Grant Williams argues that gold’s pullback to around $4,000 from $5,500 is healthy and unremarkable — gold took 6,000 years to break $3,000, and holders who own it for purchasing-power protection rather than momentum are doing “tremendously well.” He contends the US faces an intractable fiscal trap, spending $1.3 trillion on interest versus a $919 billion defense budget, meaning the Fed cannot raise rates without a debt-servicing crisis nor cut them without unleashing inflation ahead of the November midterms. Williams also declares AI to be in a bubble comparable to the dotcom era, dismisses Bitcoin as an asset he simply doesn’t care about, and says only a full monetary reset — not any price level — would make him liquidate his precious metals.
Gold’s correction is perspective, not disaster: Williams argues gold rocketing from $3,000 to $5,500 was overbought, and holding around $4,000 — a “pipe dream” level for the past 25 years — is incredible. Rick Rule was selling at the highs to “gasps of astonishment,” correctly reading the move as too far, too fast.
When price becomes the story, sell: Williams’ key top signal is when people who don’t care about gold start talking about its price and your parents call asking whether to buy. He advises long-term holders to trim rather than liquidate, keeping dry powder for corrections.

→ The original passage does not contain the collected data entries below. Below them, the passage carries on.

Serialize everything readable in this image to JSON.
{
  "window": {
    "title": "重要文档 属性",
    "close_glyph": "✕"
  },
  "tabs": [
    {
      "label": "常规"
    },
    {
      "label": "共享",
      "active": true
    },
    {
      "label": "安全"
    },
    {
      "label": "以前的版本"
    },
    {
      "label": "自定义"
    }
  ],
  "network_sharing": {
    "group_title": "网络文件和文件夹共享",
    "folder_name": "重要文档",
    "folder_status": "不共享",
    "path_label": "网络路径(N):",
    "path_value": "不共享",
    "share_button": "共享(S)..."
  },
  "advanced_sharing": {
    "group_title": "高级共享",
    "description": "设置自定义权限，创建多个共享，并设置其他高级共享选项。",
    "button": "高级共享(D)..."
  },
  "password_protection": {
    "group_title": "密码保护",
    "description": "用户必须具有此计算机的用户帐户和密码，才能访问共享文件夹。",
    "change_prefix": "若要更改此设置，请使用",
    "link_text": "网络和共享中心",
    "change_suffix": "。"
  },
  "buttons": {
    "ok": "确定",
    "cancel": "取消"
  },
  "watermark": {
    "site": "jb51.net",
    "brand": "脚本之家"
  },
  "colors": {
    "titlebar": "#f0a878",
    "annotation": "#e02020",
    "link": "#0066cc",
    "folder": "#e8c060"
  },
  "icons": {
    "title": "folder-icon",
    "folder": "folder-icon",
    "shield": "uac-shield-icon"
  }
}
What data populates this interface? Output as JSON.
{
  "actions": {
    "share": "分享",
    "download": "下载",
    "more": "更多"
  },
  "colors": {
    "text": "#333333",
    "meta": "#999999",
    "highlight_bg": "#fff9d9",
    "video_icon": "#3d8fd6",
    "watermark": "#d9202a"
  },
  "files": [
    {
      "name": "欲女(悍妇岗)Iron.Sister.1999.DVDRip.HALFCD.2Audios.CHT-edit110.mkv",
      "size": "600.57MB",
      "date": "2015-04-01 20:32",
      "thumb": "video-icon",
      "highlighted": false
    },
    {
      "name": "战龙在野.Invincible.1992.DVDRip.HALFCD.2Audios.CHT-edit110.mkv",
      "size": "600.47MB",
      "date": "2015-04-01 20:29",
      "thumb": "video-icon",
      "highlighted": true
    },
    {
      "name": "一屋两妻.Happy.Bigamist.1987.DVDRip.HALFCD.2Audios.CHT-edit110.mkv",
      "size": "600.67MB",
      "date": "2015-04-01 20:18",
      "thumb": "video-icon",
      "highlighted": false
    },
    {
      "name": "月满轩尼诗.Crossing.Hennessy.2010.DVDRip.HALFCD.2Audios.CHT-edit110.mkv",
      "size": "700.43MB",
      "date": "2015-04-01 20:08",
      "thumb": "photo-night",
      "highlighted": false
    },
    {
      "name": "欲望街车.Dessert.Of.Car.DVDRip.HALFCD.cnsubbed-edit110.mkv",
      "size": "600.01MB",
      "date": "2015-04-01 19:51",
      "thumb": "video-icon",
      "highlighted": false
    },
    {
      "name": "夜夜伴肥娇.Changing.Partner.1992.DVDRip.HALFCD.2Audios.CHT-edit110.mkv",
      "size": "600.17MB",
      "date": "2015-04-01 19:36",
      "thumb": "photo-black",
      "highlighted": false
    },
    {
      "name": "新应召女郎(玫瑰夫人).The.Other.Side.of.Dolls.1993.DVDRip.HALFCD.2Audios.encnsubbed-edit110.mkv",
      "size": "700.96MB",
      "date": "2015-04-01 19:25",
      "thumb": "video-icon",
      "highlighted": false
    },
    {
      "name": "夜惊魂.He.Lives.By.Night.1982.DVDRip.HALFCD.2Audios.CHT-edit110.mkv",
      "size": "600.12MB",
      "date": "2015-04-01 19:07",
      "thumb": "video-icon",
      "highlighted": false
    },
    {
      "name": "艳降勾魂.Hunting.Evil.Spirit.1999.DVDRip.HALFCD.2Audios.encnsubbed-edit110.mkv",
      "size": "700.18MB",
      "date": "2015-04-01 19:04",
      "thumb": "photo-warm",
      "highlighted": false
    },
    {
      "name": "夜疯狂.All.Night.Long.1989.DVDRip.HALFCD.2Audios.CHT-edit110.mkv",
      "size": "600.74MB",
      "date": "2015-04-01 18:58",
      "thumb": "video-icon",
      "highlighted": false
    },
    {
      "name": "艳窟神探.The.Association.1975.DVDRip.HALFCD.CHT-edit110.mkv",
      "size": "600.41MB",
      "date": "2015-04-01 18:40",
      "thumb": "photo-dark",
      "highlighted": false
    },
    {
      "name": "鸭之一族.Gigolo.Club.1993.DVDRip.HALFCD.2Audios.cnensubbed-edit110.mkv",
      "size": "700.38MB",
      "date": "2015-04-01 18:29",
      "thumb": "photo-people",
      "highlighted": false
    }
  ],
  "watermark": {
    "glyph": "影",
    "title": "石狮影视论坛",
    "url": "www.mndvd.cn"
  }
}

The debt trap and Kevin Warsh’s hawkish surprise: With $1.3 trillion in interest expense (50% more than the $919 billion defense budget), the US needs lower rates, yet new Fed chair Warsh has been unexpectedly hawkish on inflation despite being a Trump appointee. Williams stresses inflation is the imperative issue heading into the November midterms because it’s what votes governments out.
AI is a bubble, like railroads and dotcom: Williams claims the AI capex arms race mirrors the fiber-optic overbuild of Global Crossing, which was written down to pennies on the dollar before enabling cheap internet. He cites Soros and Druckenmiller’s approach: skip the first and last 20% of a bull market and invest in the belly.
IPO frenzy warning via SpaceX: Williams contends insiders IPO when they want to cash out, noting SpaceX was huge only for those who sold into it, while aftermarket buyers are underwater — including Trump memecoin buyers, down 99.9%. He calls buying post-IPO frenzies a lesson that “can’t be taught,” only learned through losses.